ここ数年、プールの中で息を潜めるようにしていた私が、はじめて自分の足で立った。正確には、スーパーポジティブな人の肩を借りながら(というかほぼ肩車されながら、)立った気になっている。生後2ヶ月の赤ちゃんにゲップをさせるように、繰り返し、繰り返し背中を叩かれ続けて、いささか力は強く、赤ちゃんだったら確実に死ぬだろう雑さが、今の私にはちょうど良かった。

休日。その人の肩から降りて、自分のベッドの端につかまってみると、木が少しだけ軋んだ。自分にも、重さがあったんだとほっとした。しばらく直立している間に、かかとを蚊に刺されていた。大して血なんてないはずなのに、人だと認められたみたいで、その傷口を優しく撫でた。ふと窓の外を見ると、歩道の脇に、全身を掻きむしっている女の子がいた。綺麗なブランドのロングヘアに、遠目にも伝わる長い睫毛。何十箇所も蚊に刺されているその人は、私よりも血が通っているんだと思った。人間らしさで、負け。羨ましくて仕方がなかった。階段を降りて行って彼女に声をかけた。振り返った彼女を、私は光の当たらないマンションのガレージに引きずりこんで、鍵をかけて閉じ込めた。公共の電波を遮断された彼女は、しばらく放置されている間に、ガレージに置かれた業務用の特大ハサミで髪を切り、筆に仕立てた。所持していたアイシャドウパレットを車のオイルに浸して絵の具に変えた。ガレージを開けた時、コンクリート壁一面がアート作品になっているのを目にした。心音の高まりが、身体に乗り移る。いたく興奮した。
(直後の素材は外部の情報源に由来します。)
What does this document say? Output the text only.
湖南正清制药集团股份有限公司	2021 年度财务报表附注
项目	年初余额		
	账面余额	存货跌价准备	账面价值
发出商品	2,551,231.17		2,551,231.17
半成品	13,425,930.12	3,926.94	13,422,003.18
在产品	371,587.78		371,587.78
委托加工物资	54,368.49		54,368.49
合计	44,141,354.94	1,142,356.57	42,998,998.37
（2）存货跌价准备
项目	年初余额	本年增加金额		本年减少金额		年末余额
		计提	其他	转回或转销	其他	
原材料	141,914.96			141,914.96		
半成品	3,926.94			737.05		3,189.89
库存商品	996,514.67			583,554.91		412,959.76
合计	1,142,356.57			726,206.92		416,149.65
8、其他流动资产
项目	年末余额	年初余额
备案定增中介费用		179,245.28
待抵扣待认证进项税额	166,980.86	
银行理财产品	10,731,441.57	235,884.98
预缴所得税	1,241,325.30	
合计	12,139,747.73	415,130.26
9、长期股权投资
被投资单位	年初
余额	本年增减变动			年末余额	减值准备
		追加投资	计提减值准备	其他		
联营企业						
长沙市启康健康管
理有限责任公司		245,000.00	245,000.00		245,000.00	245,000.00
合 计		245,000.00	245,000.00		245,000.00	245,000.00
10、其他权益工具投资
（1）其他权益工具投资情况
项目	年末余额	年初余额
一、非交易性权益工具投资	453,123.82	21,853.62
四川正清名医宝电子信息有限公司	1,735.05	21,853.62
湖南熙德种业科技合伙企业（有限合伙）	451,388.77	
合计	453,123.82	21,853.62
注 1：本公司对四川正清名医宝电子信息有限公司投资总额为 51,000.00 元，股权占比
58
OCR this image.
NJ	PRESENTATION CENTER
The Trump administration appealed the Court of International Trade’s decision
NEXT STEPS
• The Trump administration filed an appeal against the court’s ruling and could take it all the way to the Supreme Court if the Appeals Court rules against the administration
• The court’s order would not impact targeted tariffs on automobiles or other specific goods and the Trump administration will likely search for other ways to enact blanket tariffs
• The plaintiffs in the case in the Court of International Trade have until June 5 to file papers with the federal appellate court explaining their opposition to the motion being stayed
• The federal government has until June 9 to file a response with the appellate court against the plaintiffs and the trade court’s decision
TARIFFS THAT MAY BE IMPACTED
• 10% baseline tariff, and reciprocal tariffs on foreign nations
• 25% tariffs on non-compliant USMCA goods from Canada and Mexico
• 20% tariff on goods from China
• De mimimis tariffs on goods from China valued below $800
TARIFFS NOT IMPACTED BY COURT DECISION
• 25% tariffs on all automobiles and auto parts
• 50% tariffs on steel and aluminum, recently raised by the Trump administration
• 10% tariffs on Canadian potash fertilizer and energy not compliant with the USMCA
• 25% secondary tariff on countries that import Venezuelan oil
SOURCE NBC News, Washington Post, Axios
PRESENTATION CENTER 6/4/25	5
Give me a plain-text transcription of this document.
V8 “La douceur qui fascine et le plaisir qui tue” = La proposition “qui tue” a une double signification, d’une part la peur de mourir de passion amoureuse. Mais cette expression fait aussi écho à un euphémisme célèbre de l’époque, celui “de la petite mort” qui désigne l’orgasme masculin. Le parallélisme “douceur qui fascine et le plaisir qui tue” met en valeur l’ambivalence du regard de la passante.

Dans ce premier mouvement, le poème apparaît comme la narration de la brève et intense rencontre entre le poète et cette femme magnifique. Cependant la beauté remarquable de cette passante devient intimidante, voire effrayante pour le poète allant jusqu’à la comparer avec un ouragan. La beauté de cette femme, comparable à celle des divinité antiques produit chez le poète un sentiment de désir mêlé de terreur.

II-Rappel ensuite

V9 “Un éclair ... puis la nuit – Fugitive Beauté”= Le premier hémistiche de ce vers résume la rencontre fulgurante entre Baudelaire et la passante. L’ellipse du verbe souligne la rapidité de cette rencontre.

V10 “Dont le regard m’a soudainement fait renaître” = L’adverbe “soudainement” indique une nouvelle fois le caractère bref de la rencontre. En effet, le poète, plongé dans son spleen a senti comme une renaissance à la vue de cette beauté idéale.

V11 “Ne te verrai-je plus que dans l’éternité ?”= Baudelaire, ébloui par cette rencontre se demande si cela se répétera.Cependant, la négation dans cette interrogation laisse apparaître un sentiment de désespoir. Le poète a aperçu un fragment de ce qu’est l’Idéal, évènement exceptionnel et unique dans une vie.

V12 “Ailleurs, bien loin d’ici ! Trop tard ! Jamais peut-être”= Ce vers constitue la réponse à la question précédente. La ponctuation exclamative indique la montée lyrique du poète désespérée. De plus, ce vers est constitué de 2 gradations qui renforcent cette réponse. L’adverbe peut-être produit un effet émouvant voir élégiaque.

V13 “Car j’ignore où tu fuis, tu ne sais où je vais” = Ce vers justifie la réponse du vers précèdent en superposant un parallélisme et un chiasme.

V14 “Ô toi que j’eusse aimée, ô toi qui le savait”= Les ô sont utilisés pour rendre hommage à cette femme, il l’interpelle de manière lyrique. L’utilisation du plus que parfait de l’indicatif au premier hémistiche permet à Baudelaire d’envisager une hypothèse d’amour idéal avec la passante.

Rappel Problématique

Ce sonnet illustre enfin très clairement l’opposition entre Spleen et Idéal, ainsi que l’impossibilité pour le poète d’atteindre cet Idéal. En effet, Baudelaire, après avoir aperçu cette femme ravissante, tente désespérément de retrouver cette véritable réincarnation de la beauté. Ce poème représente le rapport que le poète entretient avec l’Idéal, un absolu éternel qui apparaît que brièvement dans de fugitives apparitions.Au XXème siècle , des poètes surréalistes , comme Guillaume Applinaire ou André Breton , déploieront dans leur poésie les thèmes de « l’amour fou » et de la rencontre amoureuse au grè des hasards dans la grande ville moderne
暗闇の中、壁に向かって絵筆を振りかざしていた彼女は、怯えるようにこちらを振り返った。目を見張るほどに、透明な肌にショートカットがよく似合っていた。大きな黒目に捉えられる。思わず、私は彼女に話しかけていた。

「好きな言葉って、なに。」

彼女はその場所から動かない。しばらく間が空いたのち、彼女はぽつりと呟いた。

「ともだちになろう。」

初夏の風に、木の揺れる音が聞こえる。

これまで、そうやって生きてきたの?

そう聞くと、彼女はうん、とショートヘアの先を揺らす。

「動きたいの。」
彼女にいま、守られたんだと思った。